Fonte: Il Sole 24 Ore

Nel 2015, la pressione fiscale si è stabilizzata a quota 43,5%, in calo di 0,1 punti su base annua ma in rialzo di 0,2 punti sulla stima precedente. La correzione, spiega oggi l’Istat diffondendo il Conto economico trimestrale delle amministrazioni pubbliche relativo al quarto trimestre, è dovuta alle «risorse affluite dal sistema bancario italiano al Fondo Nazionale di Risoluzione (2,3 mld)» nell’ambito del Salva-banche, registrate come «imposte indirette», mentre «i fondi trasferiti dal Fondo stesso per coprire le perdite delle banche commissariate (circa 1,7 mld) sono stati contabilizzati all’interno delle uscite in conto capitale».

Uscite totali in leggera crescita
Lo scorso anno, le uscite totali registrate dall’Istituto di statistica sono aumentate dello 0,1% rispetto all’anno precedente e il corrispondente rapporto rispetto al Pil è stato pari a 50,5% (51,2% nel 2014); le entrate totali sono aumentate dell’1,0%, con un’incidenza sul Pil del 47,9% (-0,3 punti percentuali rispetto al 2014).

Rapporto debito/Pil al 2,6%
Sul fronte del rapporto tra indebitamento netto e Pil, il dato stimato dall’Istat nel Conto economico è pari al 2,6%, in diminuzione di 0,4 punti percentuali rispetto a quello del 2014. Nel quarto trimestre 2015 l’indebitamento netto delle amministrazioni pubbliche in rapporto al Pil (dati grezzi) è invece pari al 2,2%, inferiore di 0,2 punti percentuali rispetto a quello del corrispondente trimestre del 2014.

Saldo primario a 8.112 mln nel IV trimestre
Nel quarto trimestre 2015 il saldo primario (indebitamento al netto degli interessi passivi) è risultato positivo e pari a 8.112 milioni di euro.

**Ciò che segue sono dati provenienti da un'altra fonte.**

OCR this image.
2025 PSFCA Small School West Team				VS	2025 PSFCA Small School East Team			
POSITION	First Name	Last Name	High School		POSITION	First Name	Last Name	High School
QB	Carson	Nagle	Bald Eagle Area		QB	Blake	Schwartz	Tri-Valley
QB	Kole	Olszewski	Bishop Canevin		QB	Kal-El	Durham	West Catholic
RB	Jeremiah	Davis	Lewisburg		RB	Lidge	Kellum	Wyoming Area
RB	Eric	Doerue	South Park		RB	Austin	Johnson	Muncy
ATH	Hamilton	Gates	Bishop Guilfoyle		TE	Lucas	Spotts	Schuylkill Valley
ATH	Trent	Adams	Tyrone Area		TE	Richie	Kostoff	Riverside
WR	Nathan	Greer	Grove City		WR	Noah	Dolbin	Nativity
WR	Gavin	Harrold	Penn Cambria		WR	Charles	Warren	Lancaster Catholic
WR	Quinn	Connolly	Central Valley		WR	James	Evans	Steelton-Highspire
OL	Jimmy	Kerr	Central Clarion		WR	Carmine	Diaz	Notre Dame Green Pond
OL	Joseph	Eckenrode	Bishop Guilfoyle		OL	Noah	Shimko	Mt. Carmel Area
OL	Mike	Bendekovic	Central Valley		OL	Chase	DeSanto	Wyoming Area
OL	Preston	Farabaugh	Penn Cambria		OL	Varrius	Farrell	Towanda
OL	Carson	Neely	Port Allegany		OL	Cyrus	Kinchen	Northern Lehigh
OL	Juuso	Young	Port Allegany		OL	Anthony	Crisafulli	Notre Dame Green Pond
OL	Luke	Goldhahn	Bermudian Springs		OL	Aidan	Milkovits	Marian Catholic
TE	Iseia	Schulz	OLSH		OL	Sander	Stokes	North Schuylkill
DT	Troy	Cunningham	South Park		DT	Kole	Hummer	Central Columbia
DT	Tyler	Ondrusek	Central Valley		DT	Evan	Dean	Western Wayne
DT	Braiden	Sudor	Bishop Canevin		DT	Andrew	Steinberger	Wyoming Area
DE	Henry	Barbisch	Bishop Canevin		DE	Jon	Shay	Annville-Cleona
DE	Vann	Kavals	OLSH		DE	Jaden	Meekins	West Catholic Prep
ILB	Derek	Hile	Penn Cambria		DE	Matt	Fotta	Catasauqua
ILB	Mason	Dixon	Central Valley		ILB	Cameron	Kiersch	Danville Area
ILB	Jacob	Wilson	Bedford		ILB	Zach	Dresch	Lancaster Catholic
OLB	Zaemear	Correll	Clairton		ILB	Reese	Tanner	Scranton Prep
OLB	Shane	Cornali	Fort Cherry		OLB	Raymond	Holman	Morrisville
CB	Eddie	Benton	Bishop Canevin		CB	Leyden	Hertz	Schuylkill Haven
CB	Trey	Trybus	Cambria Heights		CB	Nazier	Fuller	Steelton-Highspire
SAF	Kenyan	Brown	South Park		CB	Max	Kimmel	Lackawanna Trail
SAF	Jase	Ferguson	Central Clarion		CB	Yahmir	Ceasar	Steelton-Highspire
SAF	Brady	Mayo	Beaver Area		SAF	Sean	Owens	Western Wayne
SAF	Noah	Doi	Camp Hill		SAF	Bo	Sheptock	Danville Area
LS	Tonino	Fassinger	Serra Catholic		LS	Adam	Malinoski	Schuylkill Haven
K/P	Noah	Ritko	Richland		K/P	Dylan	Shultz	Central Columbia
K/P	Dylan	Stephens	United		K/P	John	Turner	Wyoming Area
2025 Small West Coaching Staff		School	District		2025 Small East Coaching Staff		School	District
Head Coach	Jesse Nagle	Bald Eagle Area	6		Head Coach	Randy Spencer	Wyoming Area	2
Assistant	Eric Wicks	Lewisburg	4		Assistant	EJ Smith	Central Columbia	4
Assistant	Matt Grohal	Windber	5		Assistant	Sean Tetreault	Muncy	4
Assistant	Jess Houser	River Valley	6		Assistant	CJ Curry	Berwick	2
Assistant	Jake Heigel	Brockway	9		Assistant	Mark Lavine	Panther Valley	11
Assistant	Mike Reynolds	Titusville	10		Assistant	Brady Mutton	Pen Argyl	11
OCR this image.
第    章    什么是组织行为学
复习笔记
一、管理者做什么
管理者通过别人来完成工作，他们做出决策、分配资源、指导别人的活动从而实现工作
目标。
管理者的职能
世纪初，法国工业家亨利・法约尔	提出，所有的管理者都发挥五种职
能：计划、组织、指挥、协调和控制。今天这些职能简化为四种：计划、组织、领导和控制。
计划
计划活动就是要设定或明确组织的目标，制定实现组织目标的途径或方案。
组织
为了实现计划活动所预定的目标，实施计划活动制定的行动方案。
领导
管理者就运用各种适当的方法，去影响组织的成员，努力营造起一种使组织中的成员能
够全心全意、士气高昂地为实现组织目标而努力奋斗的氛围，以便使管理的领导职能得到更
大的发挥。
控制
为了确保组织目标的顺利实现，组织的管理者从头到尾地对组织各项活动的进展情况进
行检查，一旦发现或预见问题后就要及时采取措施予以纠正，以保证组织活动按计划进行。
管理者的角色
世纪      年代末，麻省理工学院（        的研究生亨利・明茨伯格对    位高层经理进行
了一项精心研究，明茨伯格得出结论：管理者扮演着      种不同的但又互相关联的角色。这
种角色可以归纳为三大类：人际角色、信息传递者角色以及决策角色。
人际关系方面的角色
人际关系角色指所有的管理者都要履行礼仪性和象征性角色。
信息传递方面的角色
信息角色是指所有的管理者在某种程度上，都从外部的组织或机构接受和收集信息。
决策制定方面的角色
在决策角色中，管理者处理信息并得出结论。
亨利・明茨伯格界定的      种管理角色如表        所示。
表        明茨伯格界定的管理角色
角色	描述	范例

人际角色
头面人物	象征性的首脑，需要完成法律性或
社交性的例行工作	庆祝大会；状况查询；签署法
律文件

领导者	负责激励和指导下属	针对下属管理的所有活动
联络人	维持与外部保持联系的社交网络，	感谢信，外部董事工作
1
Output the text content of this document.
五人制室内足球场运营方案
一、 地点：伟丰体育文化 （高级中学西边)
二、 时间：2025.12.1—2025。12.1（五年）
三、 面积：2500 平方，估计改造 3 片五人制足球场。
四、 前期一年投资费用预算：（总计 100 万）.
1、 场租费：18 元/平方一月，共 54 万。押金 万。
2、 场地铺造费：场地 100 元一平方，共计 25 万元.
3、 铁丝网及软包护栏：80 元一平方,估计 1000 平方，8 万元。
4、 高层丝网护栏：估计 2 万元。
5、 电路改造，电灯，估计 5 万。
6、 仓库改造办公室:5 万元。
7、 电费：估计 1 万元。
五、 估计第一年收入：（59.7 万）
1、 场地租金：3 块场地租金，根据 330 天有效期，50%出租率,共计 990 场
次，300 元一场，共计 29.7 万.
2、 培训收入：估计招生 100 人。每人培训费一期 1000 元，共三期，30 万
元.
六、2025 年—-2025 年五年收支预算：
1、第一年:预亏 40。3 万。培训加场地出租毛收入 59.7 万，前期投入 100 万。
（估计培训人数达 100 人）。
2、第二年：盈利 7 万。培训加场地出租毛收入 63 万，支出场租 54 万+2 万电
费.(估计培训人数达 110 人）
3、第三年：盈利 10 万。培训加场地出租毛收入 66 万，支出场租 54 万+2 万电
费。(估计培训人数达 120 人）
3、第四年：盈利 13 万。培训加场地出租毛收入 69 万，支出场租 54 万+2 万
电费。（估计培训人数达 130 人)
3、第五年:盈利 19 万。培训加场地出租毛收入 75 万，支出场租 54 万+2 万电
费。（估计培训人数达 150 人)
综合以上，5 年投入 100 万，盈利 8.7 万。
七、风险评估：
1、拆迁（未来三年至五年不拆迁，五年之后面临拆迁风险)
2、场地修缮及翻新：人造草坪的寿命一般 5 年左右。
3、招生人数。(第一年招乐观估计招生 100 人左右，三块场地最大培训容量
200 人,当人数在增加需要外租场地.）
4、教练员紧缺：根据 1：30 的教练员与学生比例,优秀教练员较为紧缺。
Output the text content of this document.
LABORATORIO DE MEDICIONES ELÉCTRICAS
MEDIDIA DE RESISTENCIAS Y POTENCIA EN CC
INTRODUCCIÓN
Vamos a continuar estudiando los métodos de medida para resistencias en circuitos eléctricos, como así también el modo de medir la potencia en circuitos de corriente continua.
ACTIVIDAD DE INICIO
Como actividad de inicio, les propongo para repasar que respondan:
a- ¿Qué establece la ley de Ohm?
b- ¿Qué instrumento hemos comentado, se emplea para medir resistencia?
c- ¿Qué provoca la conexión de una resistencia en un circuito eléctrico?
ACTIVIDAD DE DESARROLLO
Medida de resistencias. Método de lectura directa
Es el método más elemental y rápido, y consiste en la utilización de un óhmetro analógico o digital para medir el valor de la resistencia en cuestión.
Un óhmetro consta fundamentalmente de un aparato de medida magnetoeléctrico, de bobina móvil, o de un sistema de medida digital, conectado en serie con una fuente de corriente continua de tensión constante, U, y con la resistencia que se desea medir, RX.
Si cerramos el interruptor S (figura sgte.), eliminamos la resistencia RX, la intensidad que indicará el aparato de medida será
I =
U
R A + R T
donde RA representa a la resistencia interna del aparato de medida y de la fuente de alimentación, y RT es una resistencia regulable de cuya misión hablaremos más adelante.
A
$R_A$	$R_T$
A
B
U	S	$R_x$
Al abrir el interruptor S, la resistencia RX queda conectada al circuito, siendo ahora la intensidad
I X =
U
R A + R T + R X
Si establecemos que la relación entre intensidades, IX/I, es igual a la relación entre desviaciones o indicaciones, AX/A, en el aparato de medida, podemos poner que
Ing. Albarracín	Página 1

L’incidenza dell’avanzo sul Pil è stata dell’1,9%, inferiore di 0,3 punti percentuali rispetto a quella registrata nel quarto trimestre del 2014. Il saldo corrente nel quarto trimestre 2015 è stato positivo e pari a 9.732 milioni di euro con un’incidenza sul Pil dello 2,3% (0,8% nel corrispondente trimestre dell’anno precedente).